Diversity, Inclusion and Equal Opportunity

We actively encourage and support diversity in our employees as we believe that the multiplicity of exposures, beliefs and ideas help create a more resilient, dynamic and forward thinking workforce. Over the years our human capital has been enhanced and enriched through diversity in terms of social strata, ethnicity, religious belief, exposure and knowledge.

The expected standards of professionalism in conduct is clearly communicated to employees during on boardingsessions, meetings, specific class room based training sessions and through mandated training modules. Harassment and victimisation is not tolerated and mechanisms for escalation of such occurrences are communicated to employees and they are actively encouraged to raise issues.

Minority ethnic community representation in the 196 new recruits during the year amounted to 26 persons or 13%. Our workforce is equally divided between males and females. The return to work and retention rates of employees who availed of maternity leave are a high 95.8% and 94.3% respectively. DBB ensures equitable remuneration based on merit and transparent procedures that take no account of caste, creed or gender. Each employment level has a specified salary range based on benchmarked industry data and employees placed at each grade receive a base pay within the established range. The benefits available are usually standardised by grade. In addition, certain job-specific benefits are offered.
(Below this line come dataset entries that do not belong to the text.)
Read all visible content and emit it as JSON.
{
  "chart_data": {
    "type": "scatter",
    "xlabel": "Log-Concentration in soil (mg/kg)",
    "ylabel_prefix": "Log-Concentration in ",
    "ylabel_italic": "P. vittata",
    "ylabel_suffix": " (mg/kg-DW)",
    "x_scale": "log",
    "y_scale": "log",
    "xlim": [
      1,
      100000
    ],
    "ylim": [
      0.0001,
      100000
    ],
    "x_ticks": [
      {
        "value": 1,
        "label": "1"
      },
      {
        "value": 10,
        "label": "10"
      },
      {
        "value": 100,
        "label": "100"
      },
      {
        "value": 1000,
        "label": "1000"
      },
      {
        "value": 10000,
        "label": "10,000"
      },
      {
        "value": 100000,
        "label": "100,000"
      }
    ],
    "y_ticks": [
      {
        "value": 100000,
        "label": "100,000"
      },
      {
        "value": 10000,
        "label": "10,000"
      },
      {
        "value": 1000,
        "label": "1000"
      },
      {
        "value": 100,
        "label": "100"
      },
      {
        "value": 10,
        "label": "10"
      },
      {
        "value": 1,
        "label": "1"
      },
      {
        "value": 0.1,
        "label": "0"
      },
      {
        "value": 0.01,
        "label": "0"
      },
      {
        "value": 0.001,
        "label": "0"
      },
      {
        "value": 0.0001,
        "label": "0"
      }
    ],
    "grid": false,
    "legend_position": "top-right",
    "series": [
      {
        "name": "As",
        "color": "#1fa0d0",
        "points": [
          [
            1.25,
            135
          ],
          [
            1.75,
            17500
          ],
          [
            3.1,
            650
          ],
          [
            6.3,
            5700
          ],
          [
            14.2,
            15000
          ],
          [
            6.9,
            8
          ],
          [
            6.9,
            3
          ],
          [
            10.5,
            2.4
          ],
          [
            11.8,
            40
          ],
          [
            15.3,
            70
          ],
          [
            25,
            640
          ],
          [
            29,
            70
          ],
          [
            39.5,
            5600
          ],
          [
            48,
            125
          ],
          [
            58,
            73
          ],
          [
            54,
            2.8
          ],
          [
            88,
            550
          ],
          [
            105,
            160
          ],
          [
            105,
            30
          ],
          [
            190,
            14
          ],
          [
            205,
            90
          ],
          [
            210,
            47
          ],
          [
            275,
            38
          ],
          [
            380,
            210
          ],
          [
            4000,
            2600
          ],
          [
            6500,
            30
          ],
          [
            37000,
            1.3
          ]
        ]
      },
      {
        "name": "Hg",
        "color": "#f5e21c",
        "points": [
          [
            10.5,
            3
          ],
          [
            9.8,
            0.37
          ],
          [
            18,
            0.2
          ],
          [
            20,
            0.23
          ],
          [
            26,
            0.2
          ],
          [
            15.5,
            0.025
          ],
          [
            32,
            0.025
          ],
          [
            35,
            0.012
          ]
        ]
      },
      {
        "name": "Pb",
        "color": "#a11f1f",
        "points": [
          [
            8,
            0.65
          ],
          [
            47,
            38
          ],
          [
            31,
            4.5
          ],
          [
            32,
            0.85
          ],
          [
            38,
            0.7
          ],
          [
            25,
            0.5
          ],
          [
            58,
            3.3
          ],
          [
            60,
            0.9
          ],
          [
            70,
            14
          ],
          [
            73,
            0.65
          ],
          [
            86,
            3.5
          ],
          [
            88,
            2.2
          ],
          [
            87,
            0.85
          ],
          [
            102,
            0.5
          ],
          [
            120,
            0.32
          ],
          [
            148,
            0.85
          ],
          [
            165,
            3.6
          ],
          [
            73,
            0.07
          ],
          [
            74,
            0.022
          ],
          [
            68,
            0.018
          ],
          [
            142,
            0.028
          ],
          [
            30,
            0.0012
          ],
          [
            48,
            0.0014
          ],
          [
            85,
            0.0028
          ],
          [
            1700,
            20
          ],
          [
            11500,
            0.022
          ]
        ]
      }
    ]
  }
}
Gender Equity in Remuneration

Grade Weighted average basic
salary ratio, Male:Female
Management 49:51
Executive 52:48
Non-Executive 51:49
Other/SLP 50:50
Overall 51:49


Work-Life Balance

We endorse the importance of maintaining a happy equilibrium between home and workplace. Opportunities are provided for staff to join social clubs and gyms with full or part reimbursement of expenses. Likewise, they are encouraged to participate in sports activities for recreation or at competitive levels. The DFCC Group basket ball team emerged champions at the Mercantile Services Basketball Association league tournament in November 2014.
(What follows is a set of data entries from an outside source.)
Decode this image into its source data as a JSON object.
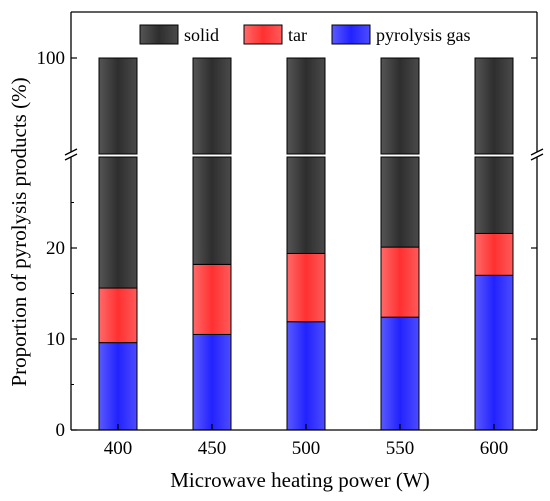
{
  "chart_data": {
    "type": "bar",
    "stacked": true,
    "broken_y_axis": true,
    "xlabel": "Microwave heating power (W)",
    "ylabel": "Proportion of pyrolysis products (%)",
    "categories": [
      "400",
      "450",
      "500",
      "550",
      "600"
    ],
    "y_ticks_lower": [
      "0",
      "10",
      "20"
    ],
    "y_ticks_upper": [
      "100"
    ],
    "ylim_lower": [
      0,
      30
    ],
    "ylim_upper": [
      90,
      110
    ],
    "grid": false,
    "legend_position": "top",
    "series": [
      {
        "name": "pyrolysis gas",
        "color": "#3333ff",
        "values": [
          9.6,
          10.5,
          11.9,
          12.4,
          17.0
        ]
      },
      {
        "name": "tar",
        "color": "#ff3b3b",
        "values": [
          6.0,
          7.7,
          7.5,
          7.7,
          4.6
        ]
      },
      {
        "name": "solid",
        "color": "#3a3a3a",
        "values": [
          84.4,
          81.8,
          80.6,
          79.9,
          78.4
        ]
      }
    ],
    "legend_order": [
      "solid",
      "tar",
      "pyrolysis gas"
    ]
  }
}
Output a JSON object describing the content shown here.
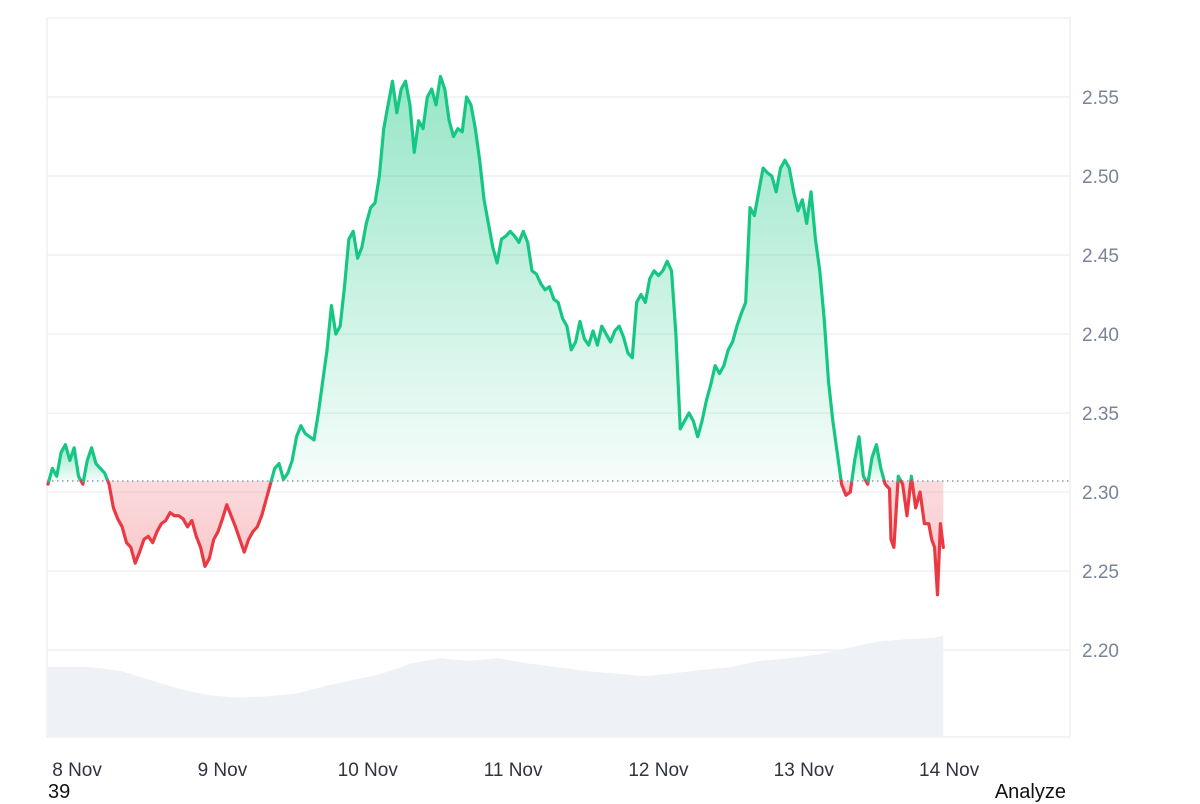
{
  "chart_data": {
    "type": "area",
    "baseline": 2.307,
    "ylim": [
      2.145,
      2.6
    ],
    "y_ticks": [
      "2.55",
      "2.50",
      "2.45",
      "2.40",
      "2.35",
      "2.30",
      "2.25",
      "2.20"
    ],
    "y_tick_values": [
      2.55,
      2.5,
      2.45,
      2.4,
      2.35,
      2.3,
      2.25,
      2.2
    ],
    "x_ticks": [
      "8 Nov",
      "9 Nov",
      "10 Nov",
      "11 Nov",
      "12 Nov",
      "13 Nov",
      "14 Nov"
    ],
    "x_tick_positions": [
      0.2,
      1.2,
      2.2,
      3.2,
      4.2,
      5.2,
      6.2
    ],
    "x_range": [
      0,
      6.55
    ],
    "colors": {
      "up": "#16c784",
      "down": "#ea3943",
      "volume": "#eef1f5",
      "grid": "#e9ecef"
    },
    "series": [
      {
        "values": [
          [
            0.0,
            2.305
          ],
          [
            0.03,
            2.315
          ],
          [
            0.06,
            2.31
          ],
          [
            0.09,
            2.325
          ],
          [
            0.12,
            2.33
          ],
          [
            0.15,
            2.32
          ],
          [
            0.18,
            2.328
          ],
          [
            0.21,
            2.31
          ],
          [
            0.24,
            2.305
          ],
          [
            0.27,
            2.32
          ],
          [
            0.3,
            2.328
          ],
          [
            0.33,
            2.318
          ],
          [
            0.36,
            2.315
          ],
          [
            0.39,
            2.312
          ],
          [
            0.42,
            2.305
          ],
          [
            0.45,
            2.29
          ],
          [
            0.48,
            2.283
          ],
          [
            0.51,
            2.278
          ],
          [
            0.54,
            2.268
          ],
          [
            0.57,
            2.265
          ],
          [
            0.6,
            2.255
          ],
          [
            0.63,
            2.262
          ],
          [
            0.66,
            2.27
          ],
          [
            0.69,
            2.272
          ],
          [
            0.72,
            2.268
          ],
          [
            0.75,
            2.275
          ],
          [
            0.78,
            2.28
          ],
          [
            0.81,
            2.282
          ],
          [
            0.84,
            2.287
          ],
          [
            0.87,
            2.285
          ],
          [
            0.9,
            2.285
          ],
          [
            0.93,
            2.283
          ],
          [
            0.96,
            2.278
          ],
          [
            0.99,
            2.282
          ],
          [
            1.02,
            2.272
          ],
          [
            1.05,
            2.265
          ],
          [
            1.08,
            2.253
          ],
          [
            1.11,
            2.258
          ],
          [
            1.14,
            2.27
          ],
          [
            1.17,
            2.275
          ],
          [
            1.2,
            2.283
          ],
          [
            1.23,
            2.292
          ],
          [
            1.26,
            2.285
          ],
          [
            1.29,
            2.278
          ],
          [
            1.32,
            2.27
          ],
          [
            1.35,
            2.262
          ],
          [
            1.38,
            2.27
          ],
          [
            1.41,
            2.275
          ],
          [
            1.44,
            2.278
          ],
          [
            1.47,
            2.285
          ],
          [
            1.5,
            2.295
          ],
          [
            1.53,
            2.305
          ],
          [
            1.56,
            2.315
          ],
          [
            1.59,
            2.318
          ],
          [
            1.62,
            2.308
          ],
          [
            1.65,
            2.312
          ],
          [
            1.68,
            2.32
          ],
          [
            1.71,
            2.335
          ],
          [
            1.74,
            2.342
          ],
          [
            1.77,
            2.337
          ],
          [
            1.8,
            2.335
          ],
          [
            1.83,
            2.333
          ],
          [
            1.86,
            2.35
          ],
          [
            1.89,
            2.37
          ],
          [
            1.92,
            2.39
          ],
          [
            1.95,
            2.418
          ],
          [
            1.98,
            2.4
          ],
          [
            2.01,
            2.405
          ],
          [
            2.04,
            2.43
          ],
          [
            2.07,
            2.46
          ],
          [
            2.1,
            2.465
          ],
          [
            2.13,
            2.448
          ],
          [
            2.16,
            2.455
          ],
          [
            2.19,
            2.47
          ],
          [
            2.22,
            2.48
          ],
          [
            2.25,
            2.483
          ],
          [
            2.28,
            2.5
          ],
          [
            2.31,
            2.53
          ],
          [
            2.34,
            2.545
          ],
          [
            2.37,
            2.56
          ],
          [
            2.4,
            2.54
          ],
          [
            2.43,
            2.555
          ],
          [
            2.46,
            2.56
          ],
          [
            2.49,
            2.545
          ],
          [
            2.52,
            2.515
          ],
          [
            2.55,
            2.535
          ],
          [
            2.58,
            2.53
          ],
          [
            2.61,
            2.55
          ],
          [
            2.64,
            2.555
          ],
          [
            2.67,
            2.545
          ],
          [
            2.7,
            2.563
          ],
          [
            2.73,
            2.555
          ],
          [
            2.76,
            2.535
          ],
          [
            2.79,
            2.525
          ],
          [
            2.82,
            2.53
          ],
          [
            2.85,
            2.528
          ],
          [
            2.88,
            2.55
          ],
          [
            2.91,
            2.545
          ],
          [
            2.94,
            2.53
          ],
          [
            2.97,
            2.51
          ],
          [
            3.0,
            2.485
          ],
          [
            3.03,
            2.47
          ],
          [
            3.06,
            2.455
          ],
          [
            3.09,
            2.445
          ],
          [
            3.12,
            2.46
          ],
          [
            3.15,
            2.462
          ],
          [
            3.18,
            2.465
          ],
          [
            3.21,
            2.462
          ],
          [
            3.24,
            2.458
          ],
          [
            3.27,
            2.465
          ],
          [
            3.3,
            2.458
          ],
          [
            3.33,
            2.44
          ],
          [
            3.36,
            2.438
          ],
          [
            3.39,
            2.432
          ],
          [
            3.42,
            2.428
          ],
          [
            3.45,
            2.43
          ],
          [
            3.48,
            2.422
          ],
          [
            3.51,
            2.42
          ],
          [
            3.54,
            2.41
          ],
          [
            3.57,
            2.405
          ],
          [
            3.6,
            2.39
          ],
          [
            3.63,
            2.395
          ],
          [
            3.66,
            2.408
          ],
          [
            3.69,
            2.397
          ],
          [
            3.72,
            2.393
          ],
          [
            3.75,
            2.402
          ],
          [
            3.78,
            2.393
          ],
          [
            3.81,
            2.405
          ],
          [
            3.84,
            2.4
          ],
          [
            3.87,
            2.395
          ],
          [
            3.9,
            2.402
          ],
          [
            3.93,
            2.405
          ],
          [
            3.96,
            2.398
          ],
          [
            3.99,
            2.388
          ],
          [
            4.02,
            2.385
          ],
          [
            4.05,
            2.42
          ],
          [
            4.08,
            2.425
          ],
          [
            4.11,
            2.42
          ],
          [
            4.14,
            2.435
          ],
          [
            4.17,
            2.44
          ],
          [
            4.2,
            2.437
          ],
          [
            4.23,
            2.44
          ],
          [
            4.26,
            2.446
          ],
          [
            4.29,
            2.44
          ],
          [
            4.32,
            2.4
          ],
          [
            4.35,
            2.34
          ],
          [
            4.38,
            2.345
          ],
          [
            4.41,
            2.35
          ],
          [
            4.44,
            2.345
          ],
          [
            4.47,
            2.335
          ],
          [
            4.5,
            2.345
          ],
          [
            4.53,
            2.358
          ],
          [
            4.56,
            2.368
          ],
          [
            4.59,
            2.38
          ],
          [
            4.62,
            2.375
          ],
          [
            4.65,
            2.38
          ],
          [
            4.68,
            2.39
          ],
          [
            4.71,
            2.395
          ],
          [
            4.74,
            2.405
          ],
          [
            4.77,
            2.413
          ],
          [
            4.8,
            2.42
          ],
          [
            4.83,
            2.48
          ],
          [
            4.86,
            2.475
          ],
          [
            4.89,
            2.49
          ],
          [
            4.92,
            2.505
          ],
          [
            4.95,
            2.502
          ],
          [
            4.98,
            2.5
          ],
          [
            5.01,
            2.49
          ],
          [
            5.04,
            2.505
          ],
          [
            5.07,
            2.51
          ],
          [
            5.1,
            2.505
          ],
          [
            5.13,
            2.49
          ],
          [
            5.16,
            2.478
          ],
          [
            5.19,
            2.485
          ],
          [
            5.22,
            2.47
          ],
          [
            5.25,
            2.49
          ],
          [
            5.28,
            2.46
          ],
          [
            5.31,
            2.44
          ],
          [
            5.34,
            2.41
          ],
          [
            5.37,
            2.37
          ],
          [
            5.4,
            2.345
          ],
          [
            5.43,
            2.325
          ],
          [
            5.46,
            2.305
          ],
          [
            5.49,
            2.298
          ],
          [
            5.52,
            2.3
          ],
          [
            5.55,
            2.32
          ],
          [
            5.58,
            2.335
          ],
          [
            5.61,
            2.31
          ],
          [
            5.64,
            2.305
          ],
          [
            5.67,
            2.322
          ],
          [
            5.7,
            2.33
          ],
          [
            5.73,
            2.315
          ],
          [
            5.76,
            2.305
          ],
          [
            5.79,
            2.302
          ],
          [
            5.8,
            2.27
          ],
          [
            5.82,
            2.265
          ],
          [
            5.85,
            2.31
          ],
          [
            5.88,
            2.305
          ],
          [
            5.91,
            2.285
          ],
          [
            5.94,
            2.31
          ],
          [
            5.97,
            2.29
          ],
          [
            6.0,
            2.3
          ],
          [
            6.03,
            2.28
          ],
          [
            6.06,
            2.28
          ],
          [
            6.08,
            2.27
          ],
          [
            6.1,
            2.265
          ],
          [
            6.12,
            2.235
          ],
          [
            6.14,
            2.28
          ],
          [
            6.16,
            2.265
          ]
        ]
      }
    ],
    "volume": {
      "values": [
        [
          0.0,
          0.55
        ],
        [
          0.3,
          0.55
        ],
        [
          0.5,
          0.52
        ],
        [
          0.7,
          0.45
        ],
        [
          0.9,
          0.38
        ],
        [
          1.1,
          0.33
        ],
        [
          1.3,
          0.31
        ],
        [
          1.5,
          0.32
        ],
        [
          1.7,
          0.34
        ],
        [
          1.9,
          0.4
        ],
        [
          2.1,
          0.45
        ],
        [
          2.3,
          0.5
        ],
        [
          2.5,
          0.58
        ],
        [
          2.7,
          0.62
        ],
        [
          2.9,
          0.6
        ],
        [
          3.1,
          0.62
        ],
        [
          3.3,
          0.58
        ],
        [
          3.5,
          0.55
        ],
        [
          3.7,
          0.52
        ],
        [
          3.9,
          0.5
        ],
        [
          4.1,
          0.48
        ],
        [
          4.3,
          0.5
        ],
        [
          4.5,
          0.53
        ],
        [
          4.7,
          0.55
        ],
        [
          4.9,
          0.6
        ],
        [
          5.1,
          0.62
        ],
        [
          5.3,
          0.65
        ],
        [
          5.5,
          0.7
        ],
        [
          5.7,
          0.75
        ],
        [
          5.9,
          0.77
        ],
        [
          6.1,
          0.78
        ],
        [
          6.16,
          0.8
        ]
      ]
    }
  },
  "footer": {
    "left_text": "39",
    "right_text": "Analyze"
  }
}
DFCC Welfare and Recreation Club

The DFCC Sports Club handles all sports activities, while separate committees manage the rest of the leisure activities of employees. The DFCC Welfare Club organises the annual trip, sports day, Christmas party and the Avurudu Pola each year. Many of these events are attended by families of employees as well. The annual dinner dance is another important milestone in this context.


The REDS Committee for 2014/15 took office in July 2014. DFCC REDS was introduced a few years back with the intention of providing recently recruited young executives with avenues to network with their peers within DBB and integrate more effectively with the Bank and its culture. The year was one packed with a multitude of events such as the Big Quiz Night, a Street Party and Fun Rally to sustain the momentum of the newly joined Management Trainees, Executive Trainees and Assistant Relationship Managers. The calendar also included a CSR project at Sanhinda orphanage, Padukka where the REDs organised a day of activities for the children centered on team building and expression through art and music.

Phase two of the CSR initiative was completed at ‘Sambodhi Niwasaya’ Galle, an orphanage which is a home away from home to 60 differently abled children and adults. The REDS renovated the home’s computer lab and donated equipment as well.

The DFCC REDS during the year also launched their inaugural blood donation drive which witnessed a large participation of donors from among our staff.

Staff Wellness Initiatives

The nature of our business does not pose significant health and safety issues to employees. Nevertheless, we conducted several wellness initiatives through regular e-flyers on relevant topics and by arranging a series of class room and activity based workshop on subjects such as nutrition, exercise and mental wellbeing. A programme on self defence was also organised for our female employees as well as their female children.